Connected to the database successfully!


## The Lost Letter

Clerk, my name’s Anneke. I live over at 900 Somerville Avenue. Not long ago, I sent out a special letter. It’s meant for my friend Varsha. She’s starting a new chapter of her life at 2 Finnegan Street, uptown. (That address, let me tell you: it was a bit tricky to get right the first time.) The letter is a congratulatory note—a cheery little paper hug from me to her, to celebrate this big move of hers. Can you check if it’s made its way to her yet?

In [20]:
query = """
SELECT
    scans."package_id",
    scans."action",
    addresses."address",
    addresses."type" AS "address_type",
    packages."contents",
    scans."timestamp" AS "scan_time"
FROM scans
JOIN addresses ON scans."address_id" = addresses."id"
JOIN packages ON packages."id" = scans."package_id"
WHERE packages."from_address_id" = (
        SELECT "id"
        FROM addresses
        WHERE "address" = '900 Somerville Avenue'
    )
    AND packages."contents" LIKE '%congrat%'
ORDER BY "address_type"
;
"""

df = pd.read_sql_query(query, connection)

df

Unnamed: 0,package_id,action,address,address_type,contents,scan_time
0,384,Pick,900 Somerville Avenue,Residential,Congratulatory letter,2023-07-11 19:33:55.241794
1,384,Drop,2 Finnigan Street,Residential,Congratulatory letter,2023-07-11 23:07:04.432178


### Answer

Our investigation of the delivery records shows a discrepancy in the destination address:
- **Original Address**: 2 Finnegan Street
- **Actual Delivery**: 2 Finnigan Street
- **Status**: Delivered
- **Contents**: Congratulatory letter

## The Devious Delivery

Good day to you, deliverer of the mail. You might remember that not too long ago I made my way over from the town of Fiftyville. I gave a certain box into your reliable hands and asked you to keep things low. My associate has been expecting the package for a while now. And yet, it appears to have grown wings and flown away. Ha! Any chance you could help clarify this mystery? Afraid there’s no “From” address.

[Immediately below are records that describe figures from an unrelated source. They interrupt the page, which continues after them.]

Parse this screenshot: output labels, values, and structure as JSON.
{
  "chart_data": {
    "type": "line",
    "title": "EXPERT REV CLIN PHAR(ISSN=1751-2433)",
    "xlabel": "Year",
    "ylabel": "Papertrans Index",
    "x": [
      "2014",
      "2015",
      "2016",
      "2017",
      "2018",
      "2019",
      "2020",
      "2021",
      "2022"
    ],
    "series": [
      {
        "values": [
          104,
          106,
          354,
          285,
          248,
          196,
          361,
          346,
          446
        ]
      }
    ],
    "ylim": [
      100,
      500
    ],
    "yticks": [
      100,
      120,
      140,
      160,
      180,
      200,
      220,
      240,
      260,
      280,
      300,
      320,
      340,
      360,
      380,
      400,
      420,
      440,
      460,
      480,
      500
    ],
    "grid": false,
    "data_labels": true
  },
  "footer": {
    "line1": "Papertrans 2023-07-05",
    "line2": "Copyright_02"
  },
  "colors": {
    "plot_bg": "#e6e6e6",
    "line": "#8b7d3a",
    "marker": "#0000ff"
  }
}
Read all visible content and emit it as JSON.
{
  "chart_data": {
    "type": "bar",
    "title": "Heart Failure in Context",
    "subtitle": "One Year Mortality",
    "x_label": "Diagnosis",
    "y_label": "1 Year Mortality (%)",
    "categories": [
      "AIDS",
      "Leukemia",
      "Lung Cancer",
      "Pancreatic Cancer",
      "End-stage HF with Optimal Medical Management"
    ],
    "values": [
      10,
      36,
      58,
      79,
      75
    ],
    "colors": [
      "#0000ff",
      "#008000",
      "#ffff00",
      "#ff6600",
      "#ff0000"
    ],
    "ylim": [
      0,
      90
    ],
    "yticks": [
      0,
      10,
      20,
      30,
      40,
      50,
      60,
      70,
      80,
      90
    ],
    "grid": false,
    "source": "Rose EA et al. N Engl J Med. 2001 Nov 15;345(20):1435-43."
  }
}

It’s the kind of parcel that would add a bit more… quack to someone’s bath times, if you catch my drift.

In [21]:
query = """
SELECT
    scans."package_id",
    scans."action",
    addresses."address",
    addresses."type" AS "address_type",
    packages."contents",
    scans."timestamp" AS "scan_time"
FROM scans
JOIN addresses ON scans."address_id" = addresses."id"
JOIN packages ON packages."id" = scans."package_id"
WHERE packages."from_address_id" IS NULL
ORDER BY "address_type"
;
"""



df = pd.read_sql_query(query, connection)

df

Unnamed: 0,package_id,action,address,address_type,contents,scan_time
0,5098,Drop,7 Humboldt Place,Police Station,Duck debugger,2023-10-24 10:08:55.610754
1,5098,Pick,123 Sesame Street,Residential,Duck debugger,2023-10-24 08:40:16.246648


### Answer

The tracking data reveals the following package details:
- **Package ID**: 5098
- **Contents**: Duck debugger
- **Current Location**: 7 Humboldt Place (Police Station)
- **Timeline**:
  1. Picked up: 123 Sesame Street at 08:40:16 (Oct 24, 2023)
  2. Delivered: Police Station at 10:08:55 (Oct 24, 2023)
- **Status**: Under police custody

## The Forgotten Gift

Oh, excuse me, Clerk. I had sent a mystery gift, you see, to my wonderful granddaughter, off at 728 Maple Place. That was about two weeks ago. Now the delivery date has passed by seven whole days and I hear she still waits, her hands empty and heart filled with anticipation. I’m a bit worried wondering where my package has gone. I cannot for the life of me remember what’s inside, but I do know it’s filled to the brim with my love for her. Can we possibly track it down so it can fill her day with joy? I did send it from my home at 109 Tileston Street.

In [22]:
query = """
SELECT
    scans."package_id",
    scans."action",
    addresses."address",
    addresses."type" AS "address_type",
    packages."contents",
    scans."timestamp" AS "scan_time"
FROM scans
JOIN addresses ON scans."address_id" = addresses."id"
JOIN packages ON packages."id" = scans."package_id"
WHERE packages."from_address_id" = (
    SELECT "id"
    FROM addresses
    WHERE address = '109 Tileston Street'
    ) AND packages."to_address_id" = (
    SELECT "id"
    FROM addresses
    WHERE address = '728 Maple Place'
    )
ORDER BY "address_type"
;
"""



df = pd.read_sql_query(query, connection)

df

Unnamed: 0,package_id,action,address,address_type,contents,scan_time
0,9523,Pick,109 Tileston Street,Residential,Flowers,2023-08-16 21:41:43.219831
1,9523,Drop,950 Brannon Harris Way,Warehouse,Flowers,2023-08-17 03:31:36.856889
2,9523,Pick,950 Brannon Harris Way,Warehouse,Flowers,2023-08-23 19:41:47.913410


Investigation of the delivery records shows:
- **Package ID**: 9523
- **Contents**: Flowers
- **Shipping Timeline**:
  1. Picked up from 109 Tileston Street (Aug 16, 21:41)
  2. Delivered to warehouse at 950 Brannon Harris Way (Aug 17, 03:31)
  3. Remained in warehouse for 6 days
- **Status**: Delayed in transit
- **Impact**: Due to the extended warehouse storage time, the floral delivery has likely been compromised

### Disconnecting from the Database

In [23]:
connection.close()